Some of you might be thinking, Joanie, why would you call your own spawn a demon from the fiery pits of the abyss? But never have you seen the likes of the transformation of my adorable Precious Moments flaxen-haired angelic baby girl into an angry, starved shark that has smelled the blood of a weak injured fish and wants to rip the flesh from the skin whilst breath is still being drawn.
She screamed like a baby possessed by the devil, who wanted to feast on my blood “Mommy! MOMMY!” she did not ask for me, she demanded me. She broke down the baby gate, she ignored my comforting talk at her bedside, and forced her way to the gate, if I tried to stop her, she screamed at me and muscled her way towards the door. (This seems eerily false considering the sweetness of the little girl in question who is at this very moment asking me to make her stuffed monkey say “hoo-hoo” and sipping a juice box like a little lady).
After many times of trying to get past her angry and LOUD determination to get out of her room by any screaming, fit throwing, pleading and manipulating possible,
I had to walk out of the room and rest myself upon the stairs nearby and cry (out of sight so I would not agitate the angry croc).
After a bout of screaming at her Daddy, spurred on by her behemoth feat of strength in breaking down the baby gate by her lonesome.
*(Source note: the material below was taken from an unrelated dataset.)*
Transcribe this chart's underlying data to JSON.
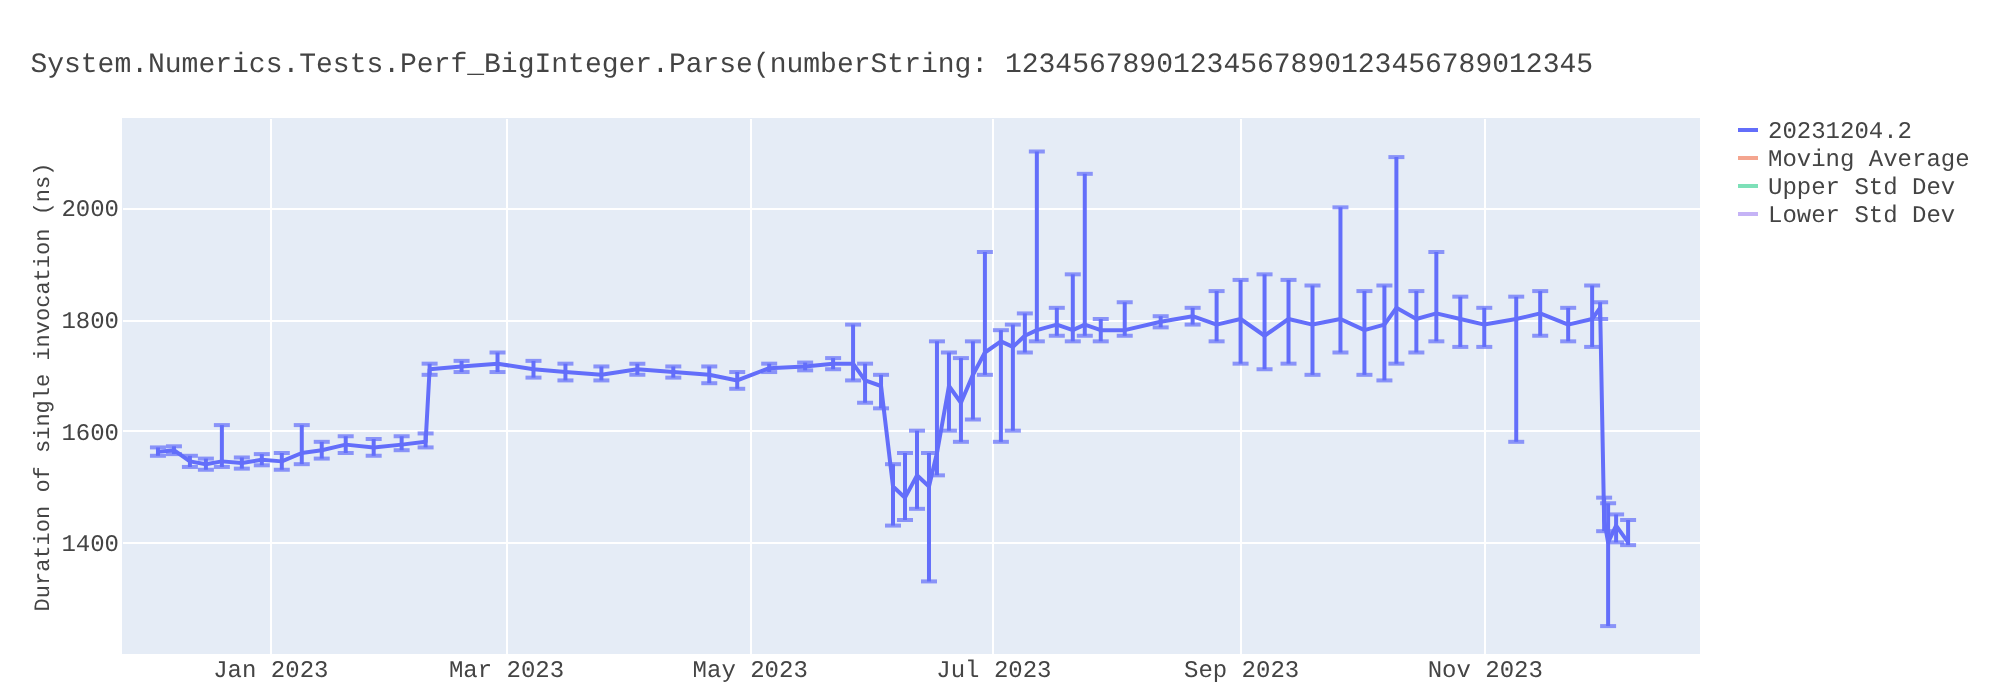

She tried in vain to scare her daddy into letting her out of her bedroom. But when she started to pout a quiet cry to him, pleading with him, “daddy…daddddyyyy” I thought he was in her clutches, but he stood his ground, exited the room and never looked back, the brave soul.
The first hour of my baby girl’s first night in a toddler bed was an actual, literal living hell, but after she screamed at us for
15 more minutes, we heard her go silent and VERY carefully peeked in on her, sweetly sleeping in a balled up fetus position on her toddler bed. She slept all night til morning.
It was a hard-won victory and a real endurance test for both of us, my husband has never had such an intense time with the babies and neither have I. EVER. It was worth it, however.
Tonight, on the second day of her big girl bed, I got her horsies and kitties ready, got her sippy cup and her ladybug star projector. Some love and kisses and mommy’s poor bunny rabbit made not a peep as I walked away from her, leaving the room; she went straight to sleep. The misery of her first night paid off, despite the guilt I will forever have about using the cry it out method. It worked.
It doesn’t seem like it was worth it, but it was important because, for one, we learned (and she did too) that she can sleep like a big girl, and also I learned never to cross her path again, because she might actually become possessed by Satan when in a fit of anger towards her Mommy and Daddy.
Joanie is an over-thinker, under-acheiver, and a genuine dork who wants to be everyone’s mom. She routinely threatens unsavory children she finds lurking around her house, and she just might think she’s an elf.